Reset() (optional clearing of KV cache)
TokensToTensor (Input ID processing)
ForwardPolymorphic (Engine execution)
ApplyLMHead (Output projection)

This unified path reduces the number of cross-language calls (e.g., Python → Go) by 75%, significantly lowering the latency for real-time streaming tokens.

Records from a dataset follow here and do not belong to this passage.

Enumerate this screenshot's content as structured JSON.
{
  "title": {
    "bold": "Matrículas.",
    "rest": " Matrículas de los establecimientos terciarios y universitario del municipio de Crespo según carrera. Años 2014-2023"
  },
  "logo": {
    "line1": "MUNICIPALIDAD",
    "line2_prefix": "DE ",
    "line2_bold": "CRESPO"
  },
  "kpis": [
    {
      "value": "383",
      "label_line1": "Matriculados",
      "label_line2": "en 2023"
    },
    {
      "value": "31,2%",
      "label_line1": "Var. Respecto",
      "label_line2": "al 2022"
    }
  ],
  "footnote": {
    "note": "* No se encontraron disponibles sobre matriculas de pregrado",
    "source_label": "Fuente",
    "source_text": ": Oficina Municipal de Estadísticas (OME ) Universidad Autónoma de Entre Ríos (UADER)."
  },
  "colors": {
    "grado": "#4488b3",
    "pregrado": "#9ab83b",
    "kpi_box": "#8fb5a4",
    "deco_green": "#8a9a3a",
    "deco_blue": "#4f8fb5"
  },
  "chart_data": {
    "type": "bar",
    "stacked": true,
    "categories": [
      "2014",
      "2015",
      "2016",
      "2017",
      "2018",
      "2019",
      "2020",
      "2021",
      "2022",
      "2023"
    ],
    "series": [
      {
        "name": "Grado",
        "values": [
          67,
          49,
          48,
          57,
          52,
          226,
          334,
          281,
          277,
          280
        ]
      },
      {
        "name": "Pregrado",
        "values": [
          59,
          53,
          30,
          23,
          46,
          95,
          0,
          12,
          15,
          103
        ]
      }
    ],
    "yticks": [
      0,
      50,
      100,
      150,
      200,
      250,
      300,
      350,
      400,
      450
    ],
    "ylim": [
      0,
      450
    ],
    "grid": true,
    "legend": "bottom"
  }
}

Loading from SafeTensors / HuggingFace

universal_loader.go auto-detects the checkpoint format. For HuggingFace models:

safetensors.go reads the weight tensor map (key → []float32)
prefix_safetensor.go strips model-specific prefix patterns (e.g., model.layers.0.self_attn.q_proj.weight)
Weight slices are copied into the correct VolumetricLayer.WeightStore.Master at the computed offsets

The key-to-layer mapping follows the weight layout described earlier:

model.layers.{N}.self_attn.q_proj.weight  → layer N's Q weight sub-slice
model.layers.{N}.self_attn.k_proj.weight  → layer N's K weight sub-slice
...

After loading, call poly.MorphLayer(network, targetDtype) to convert to your desired inference precision.

Practical: Building a 7-layer Transformer Network

hiddenSize := 512
numHeads   := 8
numLayers  := 7
seqLen     := 2048

network := poly.NewVolumetricNetwork("llm-7l", 1, numLayers, 1, 1)

for i := 0; i < numLayers; i++ {
    l := network.GetLayer(0, i, 0, 0)
    l.Type         = poly.LayerSequential
    l.SequentialLayers = []poly.VolumetricLayer{
        {Type: poly.LayerRMSNorm, InputHeight: hiddenSize, OutputHeight: hiddenSize},
        {
            Type:         poly.LayerMultiHeadAttention,
            DModel:       hiddenSize,
            NumHeads:     numHeads,
            NumKVHeads:   2,         // GQA: 4 query heads share each KV head
            HeadDim:      hiddenSize / numHeads,
            MaxSeqLen:    seqLen,
            RoPEFreqBase: 10000.0,
        },
        {Type: poly.LayerRMSNorm,  InputHeight: hiddenSize, OutputHeight: hiddenSize},
        {Type: poly.LayerSwiGLU,   InputHeight: hiddenSize, OutputHeight: hiddenSize * 8 / 3},
    }
    poly.InitializeLayerWeights(l)
}

transformer := poly.NewTransformer[float32](
    network,
    embeddings,
    lmHead,
    finalNormWeights,
    chatTemplate,
)
transformer.EnableTiling(0)  // auto-detect tile size

Native checkpoints: HF → `.entity` (Lucy [8])

Poly Talk loads HF safetensors every run. ENTITY Talk converts once to a Lucy-owned .entity file and chats from that checkpoint at runtime (tokenizer still from HF snapshot).

Path	Entry
Convert + chat UI	Lucy menu [8] — `lucy/hf_entity.go`
Import API	`poly.ImportHFToEntity` — `hf_import.go`
Save/load	`SaveEntityTransformer` / `LoadEntityTransformer` — `entity.go`
Q4 bake on disk	`entity_q4.go` — decoder MHA/SwiGLU only in v1

Full format semantics, the HF → native citizen unlock (graft, parallel, remote links, 3D grid), and Q4 scope tables: entity.md — sections The unlock and LLM transformer checkpoints.